Encima de otra mesa se encontraba una cochambrosa televisión portátil. Y por doquier reinaban la porquería y el polvo. En una de las paredes había tres calendarios: el del centro mostraba a una Virgen con el corazón atravesado por varios puñales, y a cada lado tenía dos espectaculares tías desnudas. Escritos y tachones con bolígrafo rodeaban diferentes fechas. Un enorme cenicero de piedra montado en lo alto de un puñado de papeles estaba lleno casi hasta arriba de unas babeadas colillas que debían ser de hachís.

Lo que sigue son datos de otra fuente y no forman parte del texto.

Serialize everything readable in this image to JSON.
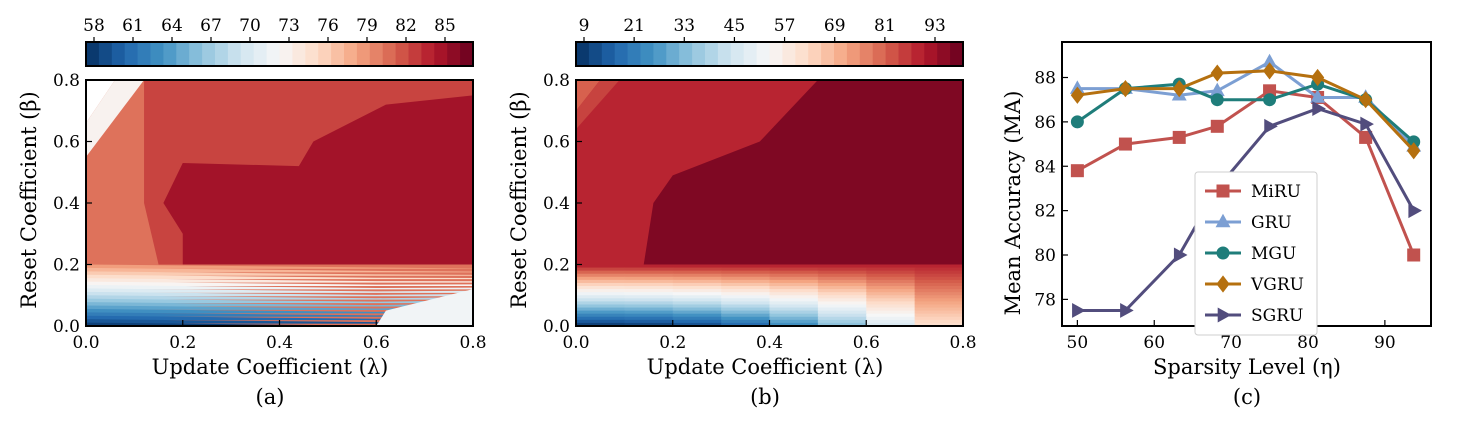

Los repentinos lloriqueos del dóberman me indicaron que su amo regresaba. Entró Cofiño. Se detuvo delante de mí. En su mano derecha traía algo envuelto en un trapo grasiento. Abrió el trapo y me mostró un revólver negro, reluciente.
—La pipa está nueva y el número de fábrica ha sido limado. Nadie podrá identificarla.
—Estupendo. ¿Cuánto quiere por ella?
Él mencionó la cifra. Sentí alivio. Era menos de lo que yo me había figurado. Saqué dinero de mi cartera y lo puse sobre la revista porno. Él lo contó dos veces. Su rostro anguloso, torvo, mostraba impasibilidad absoluta. Unió mis billetes a un rollo de dinero que llevaba en su bolsillo, amarrado con una goma elástica. Al parecer la tenía nula fe en los Bancos.
Su acción me recordó al principal protagonista masculino de una película casi prehistórica que hacía poco habían echado en la tele, “Los caballeros las prefieren rubias”, protagonizada por la mítica Marilyn Monroe. Cofiño añadió al arma una caja de cerillas diciéndome que dentro estaba la media docena de balas que me había mencionado. Lo envolví todo en el asqueroso trapo y lo guardé dentro del bolsillo de mi chaqueta.
—¡Ah!, una cosa antes de que piques billete, periquito. Si te trincan los maderos a mí ni se ocurra mencionarme. No me has visto en tu vida. ¿Está claro? Pues eso: Tú chanta la mui y llegarás a viejo, tío —me advirtió Cofiño, taladrándome sus negrísimos ojos—. A los chotas acostumbro yo cortarles la lengua y tirársela a mi perro.
Temiendo que me saliese ridículamente acobardada la voz, efectué un cabezazo afirmativo y abandoné el carromato. El dóberman se volvió loco ladrándome. Pensé, estremeciéndome, si estaba reclamándole a su dueño mi lengua.
Empezaba a oscurecer. Evité los charcos del embarrado camino. Así y todo, acabé poniéndome perdidos los zapatos y los bajos de mis pantalones. Mientras caminaba podía sentir contra mi costado el peso del revólver. Mi espíritu trágico me hizo pensar: <<Jandro, acabas de dar el primer paso que te llevará, sin remedio, al fondo del abismo>>.